Отчетливо помню, как озираю нашу комнату, и она кажется мне огромной, будто снесли стену и из двух комнат сделали одну. Огромны все предметы и мебель. Все игры, которые сам себе придумывал, были попыткой покорить этот простор или от него же спрятаться. Залезал по книжной полке под самый потолок, а потом орал, чтобы сняли, потому что слезть с нее уже боялся. Залезть всегда норовил куда повыше, откуда всё уменьшалось, но на высоте как стужей охватывало и отнимались руки-ноги. Больше всего любил устраивать себе нору или домик под постелью, для чего ее нарочно раскладывали. Зазоры заделывал кубиками или занавешивал. Внутрь залезал с фонариком – это был фонарь на динамо-машинке. Добывая из него свет, сколько хватало сил, уставал, и когда укрывалище погружалось в темноту, порой тут же в изнеможении засыпал, будто слушался наступления ночи.

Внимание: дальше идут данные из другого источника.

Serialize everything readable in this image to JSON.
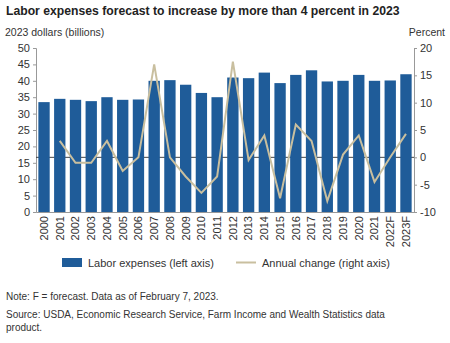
{
  "chart_data": {
    "type": "bar",
    "title": "Labor expenses forecast to increase by more than 4 percent in 2023",
    "y_label": "2023 dollars (billions)",
    "y2_label": "Percent",
    "categories": [
      "2000",
      "2001",
      "2002",
      "2003",
      "2004",
      "2005",
      "2006",
      "2007",
      "2008",
      "2009",
      "2010",
      "2011",
      "2012",
      "2013",
      "2014",
      "2015",
      "2016",
      "2017",
      "2018",
      "2019",
      "2020",
      "2021",
      "2022F",
      "2023F"
    ],
    "series": [
      {
        "name": "Labor expenses (left axis)",
        "type": "bar",
        "color": "#1f5c99",
        "values": [
          33.5,
          34.5,
          34.2,
          33.8,
          35.0,
          34.2,
          34.3,
          40.0,
          40.2,
          38.8,
          36.3,
          35.0,
          41.0,
          40.8,
          42.5,
          39.3,
          41.8,
          43.2,
          39.8,
          40.0,
          41.8,
          40.0,
          40.1,
          42.0
        ]
      },
      {
        "name": "Annual change (right axis)",
        "type": "line",
        "axis": "y2",
        "color": "#c9bf9f",
        "values": [
          null,
          3.0,
          -1.0,
          -1.0,
          3.0,
          -2.5,
          0.0,
          17.0,
          0.0,
          -3.5,
          -6.5,
          -3.5,
          17.5,
          -0.5,
          4.0,
          -7.5,
          6.0,
          3.0,
          -8.0,
          0.5,
          4.0,
          -4.5,
          0.0,
          4.3
        ]
      }
    ],
    "ylim": [
      0,
      50
    ],
    "yticks": [
      0,
      5,
      10,
      15,
      20,
      25,
      30,
      35,
      40,
      45,
      50
    ],
    "y2lim": [
      -10,
      20
    ],
    "y2ticks": [
      -10,
      -5,
      0,
      5,
      10,
      15,
      20
    ],
    "grid": false,
    "legend": "bottom",
    "notes": [
      "Note: F = forecast. Data as of February 7, 2023.",
      "Source: USDA, Economic Research Service, Farm Income and Wealth Statistics data",
      "product."
    ]
  }
}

Туда мне приносили еду, а иногда заглядывали, будто в гости, и это было самое чудное, когда я лежал в полутьме своей расщелины, а из другого мира являлось в щелке лицо матери.
Я думал, что знаю маму – и я знал, что значит каждый оттенок ее голоса; знал о том, что рождает в ней гнев и когда она обязательно улыбнется. Все, что было с ней до моего рождения, для меня не существовало, как если бы мы с ней родились в один день. Я засыпал, вцепляясь в ее волосы. У мамы длинные, до плеч, волосы, и прядь волос я завивал на свой кулачок, крепко себя с ней связывая, и только тогда мог уйти спокойно в темноту сна. Сестра спала, как чудилось мне, далеко-далеко от нас с матерью – наша с мамой кровать была на другой стороне комнаты. Я долго не понимал, что у сестры был другой отец, не понимал, даже зная об этом, потому что никогда этого человека не видел.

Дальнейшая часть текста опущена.